Mereka memprotes kebijakan baru Direksi PT Pos Indonesia yang dinilai merugikan. Aturan tersebut tertuang dalam Keputusan Direksi Nomor: KD.21/DIRUT/0425 tanggal 30 April 2025, serta surat teknis pelaksanaan dari Direktorat Human Capital Management Nomor: 32594/HC.00/IV/2025.
Isi dari kebijakan itu cukup mengejutkan: penghapusan sejumlah tunjangan penting seperti Tunjangan Pangan (TP), Tunjangan Perbaikan Penghasilan (TPP), Sumbangan Iuran BPJS Kesehatan, dan Sumbangan Duka (Sumduk). Padahal, tunjangan tersebut selama ini menjadi bagian dari penghasilan tetap para pensiunan.
Akibatnya, para pensiunan kini harus membayar iuran BPJS secara mandiri. Bahkan, keluarga pensiunan yang wafat tak lagi menerima uang duka. Hal ini membuat kehidupan mereka yang sudah tidak produktif secara ekonomi menjadi semakin sulit.
"Jika tunjangan penting itu dihapus, lalu bagaimana nasib kami dan keluarga? Apakah ini layak kami terima setelah puluhan tahun mengabdi?" ujar Bambang Harianto, koordinator aksi pensiunan PT Pos Indonesia Banyuwangi kepada wartawan.

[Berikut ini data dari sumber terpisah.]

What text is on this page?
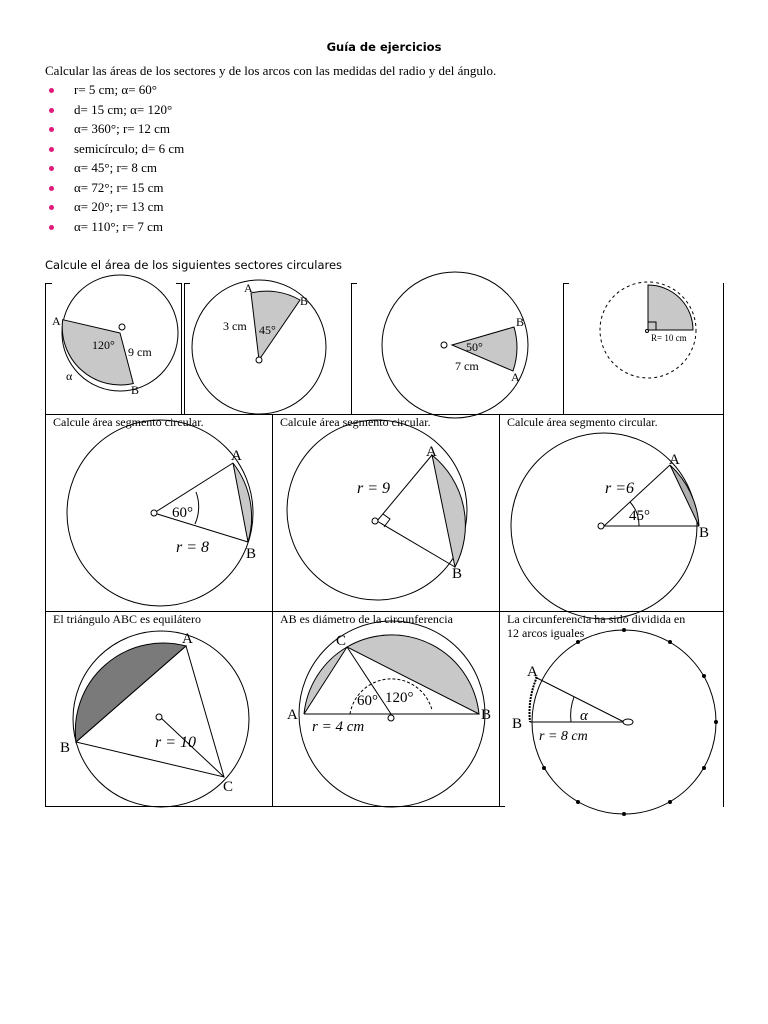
Guía de ejercicios
Calcular las áreas de los sectores y de los arcos con las medidas del radio y del ángulo.
r= 5 cm; α= 60°
d= 15 cm; α= 120°
α= 360°; r= 12 cm
semicírculo; d= 6 cm
α= 45°; r= 8 cm
α= 72°; r= 15 cm
α= 20°; r= 13 cm
α= 110°; r= 7 cm
Calcule el área de los siguientes sectores circulares
A
B
120° 9 cm
α
A
B
3 cm 45°
B
A
50°
7 cm
R= 10 cm
A
B
60°
r = 8
A
B
r = 9
A
B
r =6
45°
A
B
C
r = 10
C
A	B
60° 120°
r = 4 cm
A
B	α
r = 8 cm
Calcule área segmento circular.	Calcule área segmento circular.	Calcule área segmento circular.
El triángulo ABC es equilátero	AB es diámetro de la circunferencia	La circunferencia ha sido dividida en
12 arcos iguales
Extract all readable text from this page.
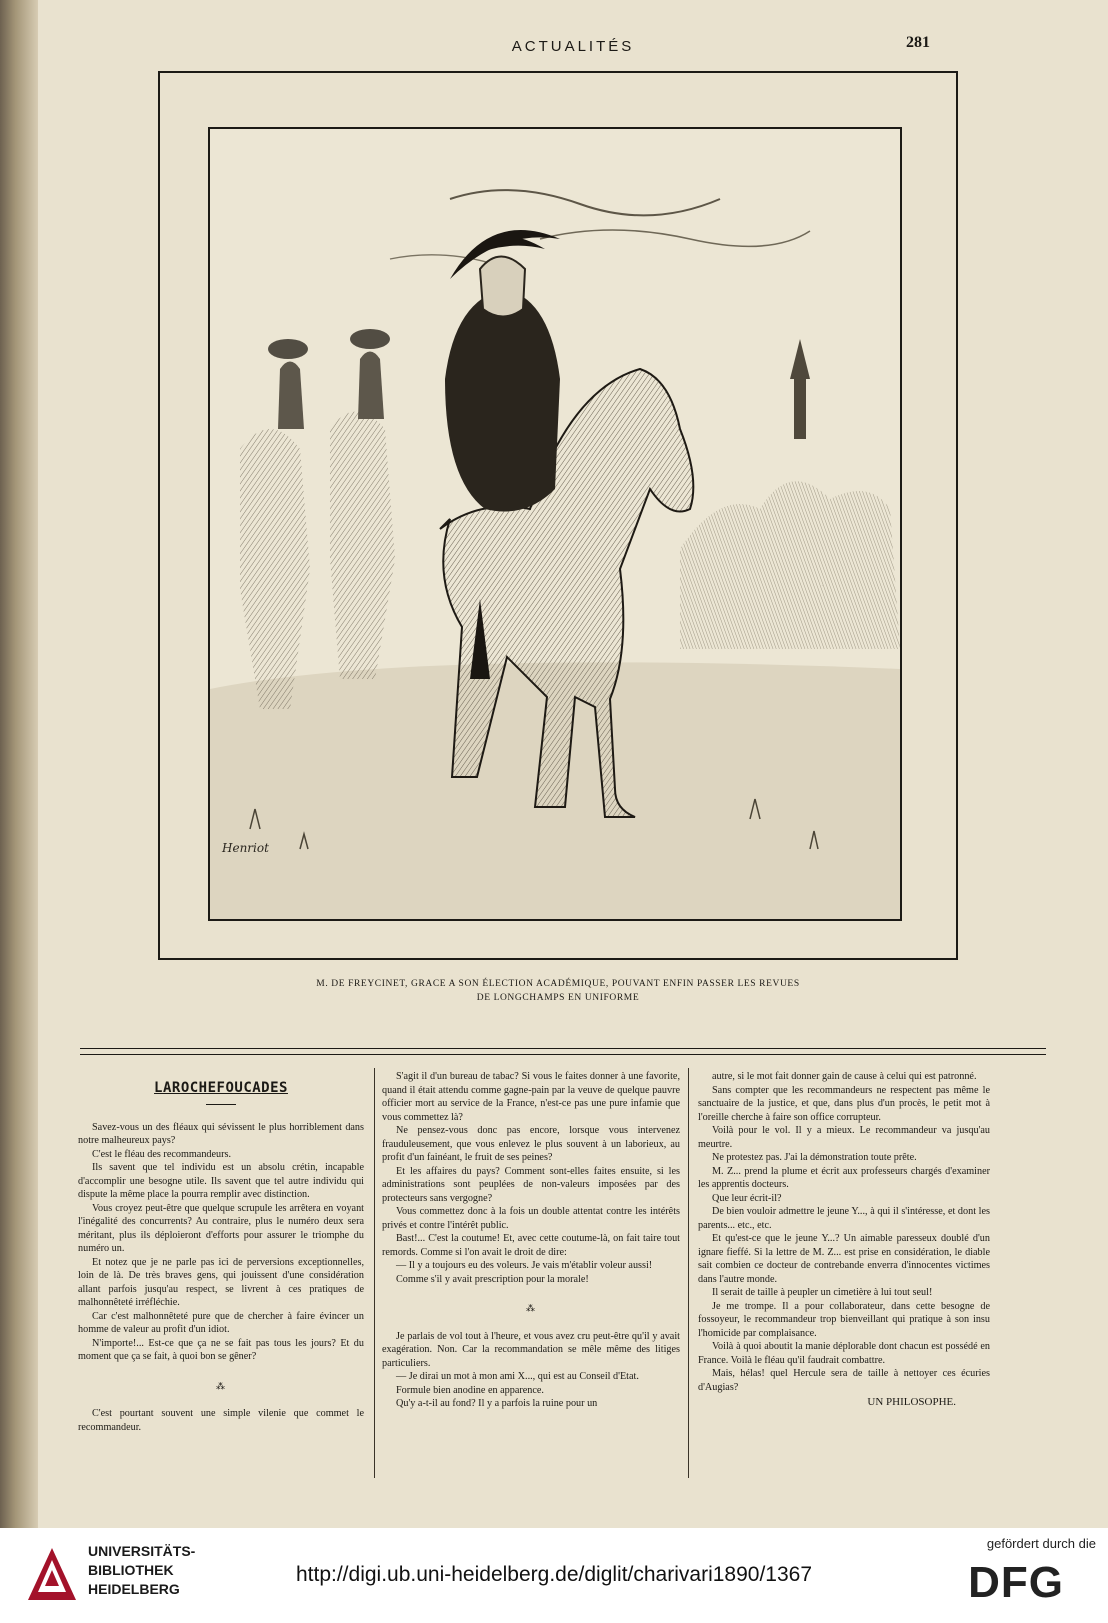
ACTUALITÉS	281
Henriot
M. DE FREYCINET, GRACE A SON ÉLECTION ACADÉMIQUE, POUVANT ENFIN PASSER LES REVUES
DE LONGCHAMPS EN UNIFORME
LAROCHEFOUCADES

Savez-vous un des fléaux qui sévissent le plus horriblement dans notre malheureux pays?

C'est le fléau des recommandeurs.

Ils savent que tel individu est un absolu crétin, incapable d'accomplir une besogne utile. Ils savent que tel autre individu qui dispute la même place la pourra remplir avec distinction.

Vous croyez peut-être que quelque scrupule les arrêtera en voyant l'inégalité des concurrents? Au contraire, plus le numéro deux sera méritant, plus ils déploieront d'efforts pour assurer le triomphe du numéro un.

Et notez que je ne parle pas ici de perversions exceptionnelles, loin de là. De très braves gens, qui jouissent d'une considération allant parfois jusqu'au respect, se livrent à ces pratiques de malhonnêteté irréfléchie.

Car c'est malhonnêteté pure que de chercher à faire évincer un homme de valeur au profit d'un idiot.

N'importe!... Est-ce que ça ne se fait pas tous les jours? Et du moment que ça se fait, à quoi bon se gêner?

⁂

C'est pourtant souvent une simple vilenie que commet le recommandeur.

S'agit il d'un bureau de tabac? Si vous le faites donner à une favorite, quand il était attendu comme gagne-pain par la veuve de quelque pauvre officier mort au service de la France, n'est-ce pas une pure infamie que vous commettez là?

Ne pensez-vous donc pas encore, lorsque vous intervenez frauduleusement, que vous enlevez le plus souvent à un laborieux, au profit d'un fainéant, le fruit de ses peines?

Et les affaires du pays? Comment sont-elles faites ensuite, si les administrations sont peuplées de non-valeurs imposées par des protecteurs sans vergogne?

Vous commettez donc à la fois un double attentat contre les intérêts privés et contre l'intérêt public.

Bast!... C'est la coutume! Et, avec cette coutume-là, on fait taire tout remords. Comme si l'on avait le droit de dire:

— Il y a toujours eu des voleurs. Je vais m'établir voleur aussi!

Comme s'il y avait prescription pour la morale!

⁂

Je parlais de vol tout à l'heure, et vous avez cru peut-être qu'il y avait exagération. Non. Car la recommandation se mêle même des litiges particuliers.

— Je dirai un mot à mon ami X..., qui est au Conseil d'Etat.

Formule bien anodine en apparence.

Qu'y a-t-il au fond? Il y a parfois la ruine pour un

autre, si le mot fait donner gain de cause à celui qui est patronné.

Sans compter que les recommandeurs ne respectent pas même le sanctuaire de la justice, et que, dans plus d'un procès, le petit mot à l'oreille cherche à faire son office corrupteur.

Voilà pour le vol. Il y a mieux. Le recommandeur va jusqu'au meurtre.

Ne protestez pas. J'ai la démonstration toute prête.

M. Z... prend la plume et écrit aux professeurs chargés d'examiner les apprentis docteurs.

Que leur écrit-il?

De bien vouloir admettre le jeune Y..., à qui il s'intéresse, et dont les parents... etc., etc.

Et qu'est-ce que le jeune Y...? Un aimable paresseux doublé d'un ignare fieffé. Si la lettre de M. Z... est prise en considération, le diable sait combien ce docteur de contrebande enverra d'innocentes victimes dans l'autre monde.

Il serait de taille à peupler un cimetière à lui tout seul!

Je me trompe. Il a pour collaborateur, dans cette besogne de fossoyeur, le recommandeur trop bienveillant qui pratique à son insu l'homicide par complaisance.

Voilà à quoi aboutit la manie déplorable dont chacun est possédé en France. Voilà le fléau qu'il faudrait combattre.

Mais, hélas! quel Hercule sera de taille à nettoyer ces écuries d'Augias?

UN PHILOSOPHE.
UNIVERSITÄTS-
BIBLIOTHEK
HEIDELBERG
http://digi.ub.uni-heidelberg.de/diglit/charivari1890/1367
gefördert durch die
DFG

Aksi ini juga mendapatkan sorotan dari DPR RI. Dalam Rapat Dengar Pendapat Umum Komisi VI DPR RI bersama organisasi pensiunan dari beberapa BUMN, Anggota Komisi VI Kawendra Lukistian menegaskan bahwa para pensiunan bukan beban negara, melainkan aset moral bangsa.
“Pensiunan telah memberi kontribusi luar biasa sepanjang hidupnya kepada negara melalui BUMN. Negara wajib hadir untuk melindungi hak-hak mereka,” tegas politisi Partai Gerindra itu.

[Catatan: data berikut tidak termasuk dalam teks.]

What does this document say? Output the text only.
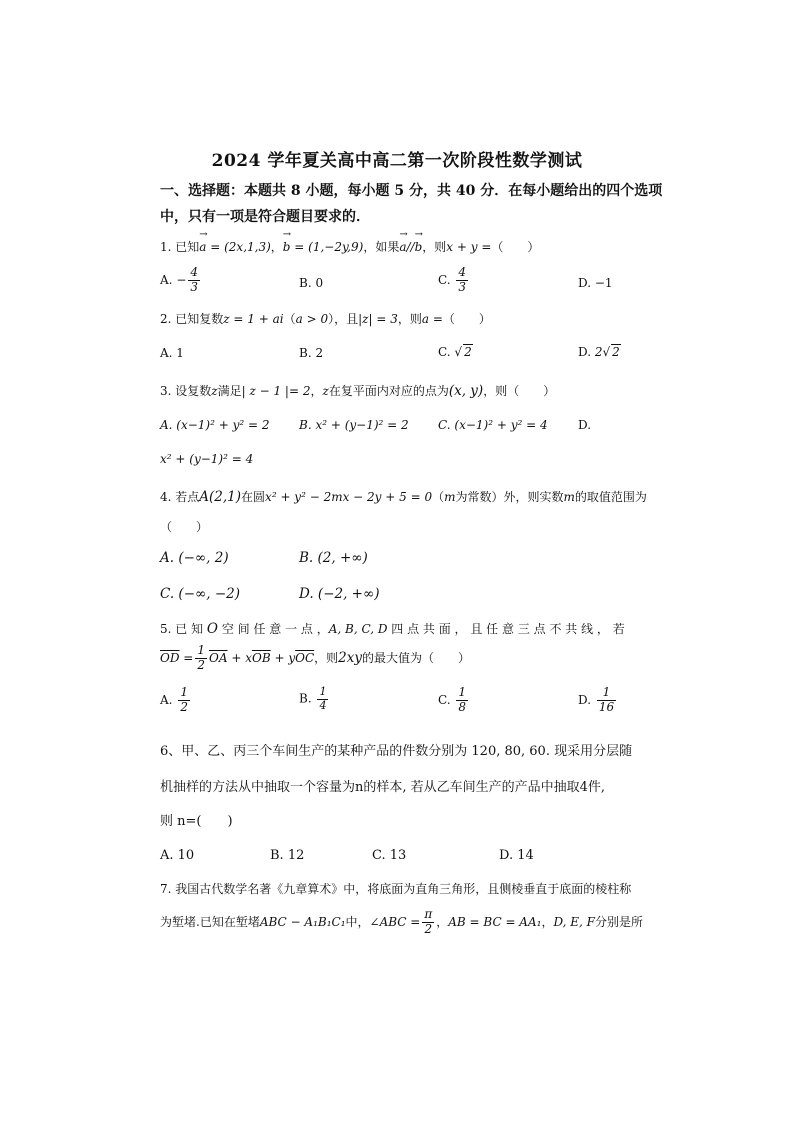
2024 学年夏关高中高二第一次阶段性数学测试
一、选择题：本题共 8 小题，每小题 5 分，共 40 分．在每小题给出的四个选项
中，只有一项是符合题目要求的．
1. 已知→ a = (2x,1,3)，→ b = (1,−2y,9)，如果→ a//→ b，则x + y =（　　）
A. − $\frac{4}{3}$	B. 0	C. $\frac{4}{3}$	D. −1
2. 已知复数z = 1 + ai（a > 0），且|z| = 3，则a =（　　）
A. 1	B. 2	C. √ 2	D. 2√ 2
3. 设复数z满足| z − 1 |= 2，z在复平面内对应的点为(x, y)，则（　　）
A. (x−1)² + y² = 2 B. x² + (y−1)² = 2 C. (x−1)² + y² = 4	D.
x² + (y−1)² = 4
4. 若点A(2,1)在圆x² + y² − 2mx − 2y + 5 = 0（m为常数）外，则实数m的取值范围为
（　　）
A. (−∞, 2)	B. (2, +∞)
C. (−∞, −2)	D. (−2, +∞)
5. 已 知 O 空 间 任 意 一 点 ，A, B, C, D 四 点 共 面 ， 且 任 意 三 点 不 共 线 ， 若
$\overline{OD} = \frac{1}{2} \overline{OA} + x\overline{OB} + y\overline{OC}$，则2xy的最大值为（　　）
A. $\frac{1}{2}$	B. $\frac{1}{4}$	C. $\frac{1}{8}$	D. $\frac{1}{16}$
6、甲、乙、丙三个车间生产的某种产品的件数分别为 120, 80, 60. 现采用分层随
机抽样的方法从中抽取一个容量为n的样本, 若从乙车间生产的产品中抽取4件,
则 n=(　　)
A. 10	B. 12	C. 13	D. 14
7. 我国古代数学名著《九章算术》中，将底面为直角三角形，且侧棱垂直于底面的棱柱称
为堑堵.已知在堑堵ABC − A₁B₁C₁中，∠ABC = $\frac{\pi}{2}$ ，AB = BC = AA₁，D, E, F分别是所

Kawendra menolak keputusan sepihak yang menurunkan kesejahteraan para pensiunan. Ia menilai hal tersebut sebagai tindakan yang tidak adil, mengingat iuran pensiun telah dipotong sejak para pegawai masih aktif bekerja.
“Sudah bekerja di perusahaan negara yang prestisius, malah setelah pensiun justru jadi bagian dari masyarakat pra-sejahtera. Ini harus kita lawan,” tegasnya.
Ia pun berkomitmen memperjuangkan nasib pensiunan dengan mendorong transparansi dan kejelasan dari pihak direksi BUMN, khususnya PT Pos Indonesia.
“Kami minta kejelasan sedetail-detailnya dari direksi. Ini bukan sekadar soal angka. Ini soal keberlangsungan hidup ribuan pensiunan,” pungkas Kawendra.
Aksi ini menjadi penanda bahwa suara para pensiunan belum padam. Mereka mungkin sudah berhenti bekerja, tapi belum berhenti memperjuangkan haknya.